Son capital social est détenu par M. V-W X (636 parts) et son épouse C (32 parts) pour moitié, et par Mme F A AD X (636 parts) et son époux H A (32 parts) pour moitié.
Par jugement en date du 20 juillet 2012 , le Tribunal de commerce d’Auch a prononcé, sur le fondement de l’article 1844-7-5° du Code civil, la dissolution anticipée de la S.A.R.L. Société R X et Y, et a désigné Me Z en qualité de liquidateur.
Le 1er août 2012, les époux A et la S.A.R.L. Société R X et Y ont interjeté appel de ce jugement.
Par ordonnance de référé du 12 septembre 2012, le premier président de la Cour a arrêté l’exécution provisoire de ce jugement
Par arrêt du 16 mai 2013, la Cour a infirmé ce jugement et débouté les époux X de leur demande de dissolution de la société.
Cet arrêt est définitif, les époux X s’étant désisté du pourvoi qu’ils avaient formé.
Exposant que bien que détenant 50 % des parts, ils sont évincés de toute possibilité décisionnelle, que depuis la vente du fonds de commerce en février 2004, la société n’a plus d’autre activité que la location de l’ensemble immobilier lui appartenant et dénommé XXX, que les gérants ont consenti pour la partie des locaux à usage commercial un bail commercial à des conditions anormales, que les locaux à usage d’habitation ont été loués à Mme A, la co-gérante, pour un loyer dérisoire, que celle-ci perçoit depuis février 2004 comme co-gérante une rémunération qui absorbe la quasi-totalité du chiffre d’affaires, les époux X ont fait assigner le 2 novembre 2013 les époux A et la S.A.R.L. R X et Y devant le président du tribunal de commerce d’AUCH aux fins de voir ordonner une expertise sur le fondement de l’article 145 du Code de procédure civile.

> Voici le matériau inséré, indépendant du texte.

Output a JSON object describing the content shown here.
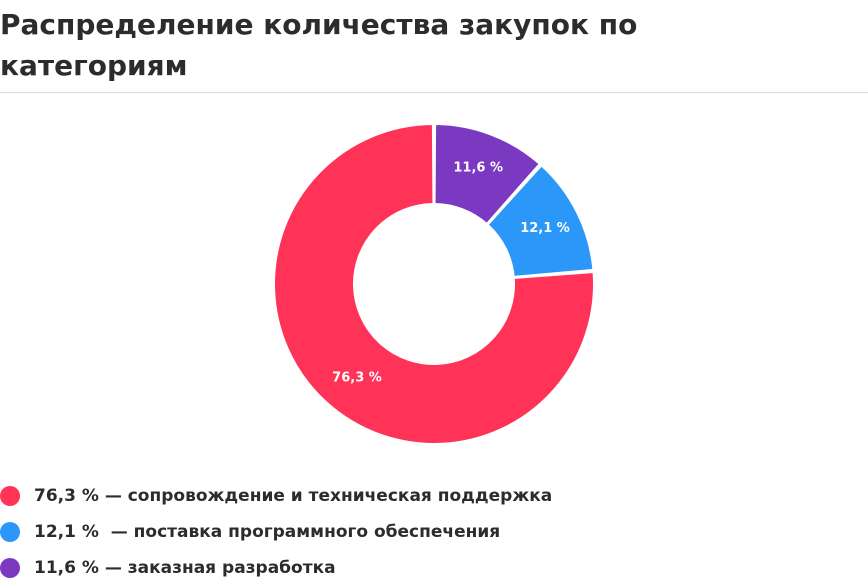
{
  "title": "Распределение количества закупок по категориям",
  "chart_data": {
    "type": "pie",
    "donut": true,
    "title": "Распределение количества закупок по категориям",
    "slices": [
      {
        "label": "сопровождение и техническая поддержка",
        "value": 76.3,
        "value_label": "76,3 %",
        "color": "#ff3358"
      },
      {
        "label": "поставка программного обеспечения",
        "value": 12.1,
        "value_label": "12,1 %",
        "color": "#2b97f8"
      },
      {
        "label": "заказная разработка",
        "value": 11.6,
        "value_label": "11,6 %",
        "color": "#7b38c0"
      }
    ],
    "legend_placement": "bottom-left"
  },
  "legend": [
    {
      "text": "76,3 % — сопровождение и техническая поддержка"
    },
    {
      "text": "12,1 %  — поставка программного обеспечения"
    },
    {
      "text": "11,6 % — заказная разработка"
    }
  ]
}
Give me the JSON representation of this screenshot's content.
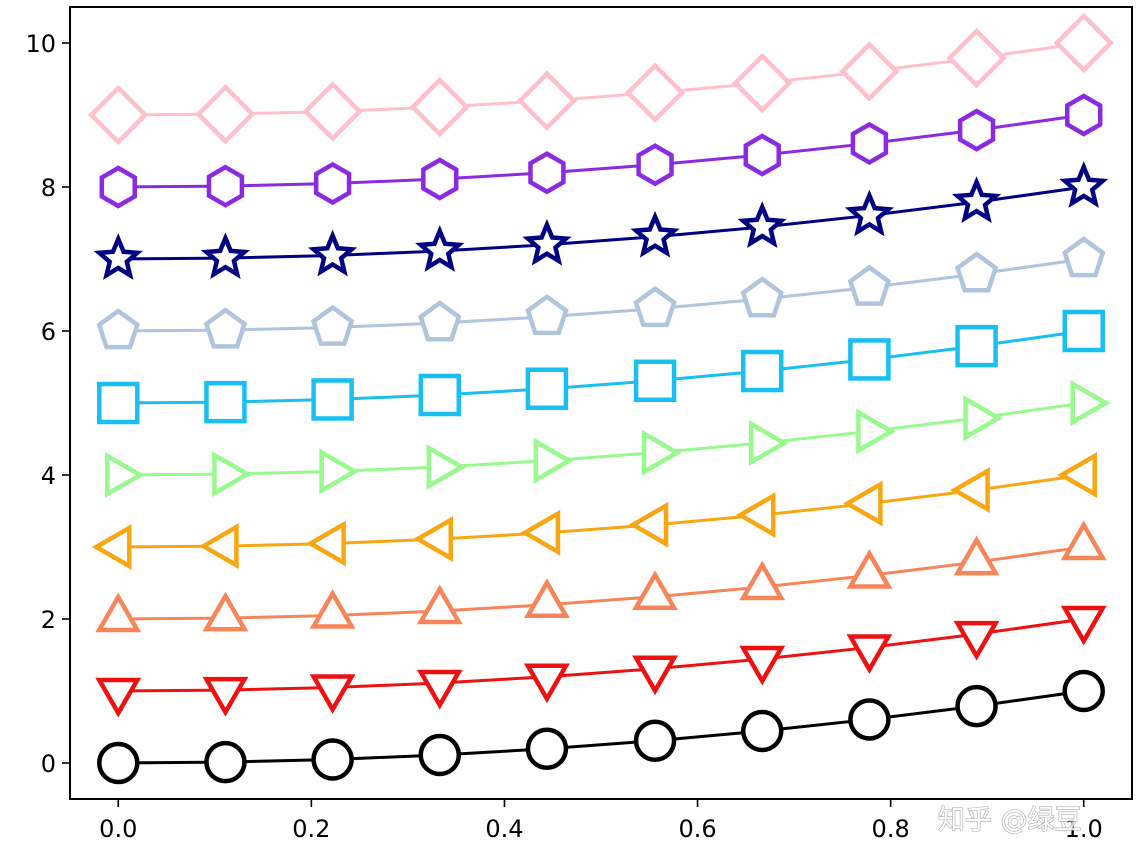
{
  "chart_data": {
    "type": "line",
    "title": "",
    "xlabel": "",
    "ylabel": "",
    "xlim": [
      -0.05,
      1.05
    ],
    "ylim": [
      -0.5,
      10.5
    ],
    "grid": false,
    "legend": "none",
    "xticks": [
      0.0,
      0.2,
      0.4,
      0.6,
      0.8,
      1.0
    ],
    "xtick_labels": [
      "0.0",
      "0.2",
      "0.4",
      "0.6",
      "0.8",
      "1.0"
    ],
    "yticks": [
      0,
      2,
      4,
      6,
      8,
      10
    ],
    "ytick_labels": [
      "0",
      "2",
      "4",
      "6",
      "8",
      "10"
    ],
    "x": [
      0.0,
      0.111,
      0.222,
      0.333,
      0.444,
      0.556,
      0.667,
      0.778,
      0.889,
      1.0
    ],
    "series": [
      {
        "marker": "circle",
        "color": "#000000",
        "values": [
          0.0,
          0.012,
          0.049,
          0.111,
          0.198,
          0.309,
          0.444,
          0.605,
          0.79,
          1.0
        ]
      },
      {
        "marker": "triangle-down",
        "color": "#ee1111",
        "values": [
          1.0,
          1.012,
          1.049,
          1.111,
          1.198,
          1.309,
          1.444,
          1.605,
          1.79,
          2.0
        ]
      },
      {
        "marker": "triangle-up",
        "color": "#f7855a",
        "values": [
          2.0,
          2.012,
          2.049,
          2.111,
          2.198,
          2.309,
          2.444,
          2.605,
          2.79,
          3.0
        ]
      },
      {
        "marker": "triangle-left",
        "color": "#f8a712",
        "values": [
          3.0,
          3.012,
          3.049,
          3.111,
          3.198,
          3.309,
          3.444,
          3.605,
          3.79,
          4.0
        ]
      },
      {
        "marker": "triangle-right",
        "color": "#98f98e",
        "values": [
          4.0,
          4.012,
          4.049,
          4.111,
          4.198,
          4.309,
          4.444,
          4.605,
          4.79,
          5.0
        ]
      },
      {
        "marker": "square",
        "color": "#19bff0",
        "values": [
          5.0,
          5.012,
          5.049,
          5.111,
          5.198,
          5.309,
          5.444,
          5.605,
          5.79,
          6.0
        ]
      },
      {
        "marker": "pentagon",
        "color": "#b0c4de",
        "values": [
          6.0,
          6.012,
          6.049,
          6.111,
          6.198,
          6.309,
          6.444,
          6.605,
          6.79,
          7.0
        ]
      },
      {
        "marker": "star",
        "color": "#000080",
        "values": [
          7.0,
          7.012,
          7.049,
          7.111,
          7.198,
          7.309,
          7.444,
          7.605,
          7.79,
          8.0
        ]
      },
      {
        "marker": "hexagon",
        "color": "#8a2be2",
        "values": [
          8.0,
          8.012,
          8.049,
          8.111,
          8.198,
          8.309,
          8.444,
          8.605,
          8.79,
          9.0
        ]
      },
      {
        "marker": "diamond",
        "color": "#ffc0cb",
        "values": [
          9.0,
          9.012,
          9.049,
          9.111,
          9.198,
          9.309,
          9.444,
          9.605,
          9.79,
          10.0
        ]
      }
    ]
  },
  "watermark": {
    "text": "知乎 @绿豆"
  }
}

Par ordonnance de référé en date du 6 mai 2014, à laquelle le présent arrêt se réfère expressément pour plus ample exposé des faits, de la procédure, des moyens et prétentions des parties en première instance et des motifs énoncés par le premier juge, le juge des référés du tribunal de commerce d’Auch, sur le fondement de l’article 145 du Code de procédure civile, a ordonné une expertise et commis pour y procéder Monsieur L Q demeurant XXX l’espérance à Fleurance, en donnant mission à celui-ci :
— de rechercher si la location de la partie commerciale, respectivement de la partie habitation de la propriété « Château Notre-Dame » a été conclue et renouvelée à des conditions inhabituelles, déséquilibrées ou lésionnaires par la société R X et Y ;
— d’évaluer le montant du manque-à-gagner éventuel au regard de la différence entre le montant des loyers perçus par rapport au prix du marché ;
— de dire si l’installation d’une alarme a bénéficié à la société ou aux époux A pour la partie dont ils sont locataires et d’évaluer le montant ;
— d’examiner les comptes sociaux et de dire si la société a supporté des dépenses injustifiées au regard de son objet social ;
— de dire si la rémunération des époux A en leur qualité de gérant correspond à des prestations effectives réalisées dans l’intérêt de la société, le cas échéant de dire s’ils sont excessifs et dans quelle proportion ;
— de dire si la prise en charge de la gestion du contrat prévoyance de Madame A et des charges sociales constitue une charge normale pour la société ou un avantage personnel pour la gérante,
— de dire si les factures communiquées dans une précédente instance par les époux A constituent des dépenses relatives à des charges normales pour la société ou à des avantages personnels pour le gérant ;
— de se faire communiquer les justificatifs de prise en charge des frais de conseil des époux A par la société, de dire si cette prise en charge est conforme à l’intérêt social ou si elle représente un avantage personnel pour les gérants, d’évaluer le cas échéant le coût de toutes ses prises en charge pour la société ;
— de donner au juge tous éléments permettant de faire le compte entre les parties et tout autre utile à la cause afin de solutionner le litige (sic).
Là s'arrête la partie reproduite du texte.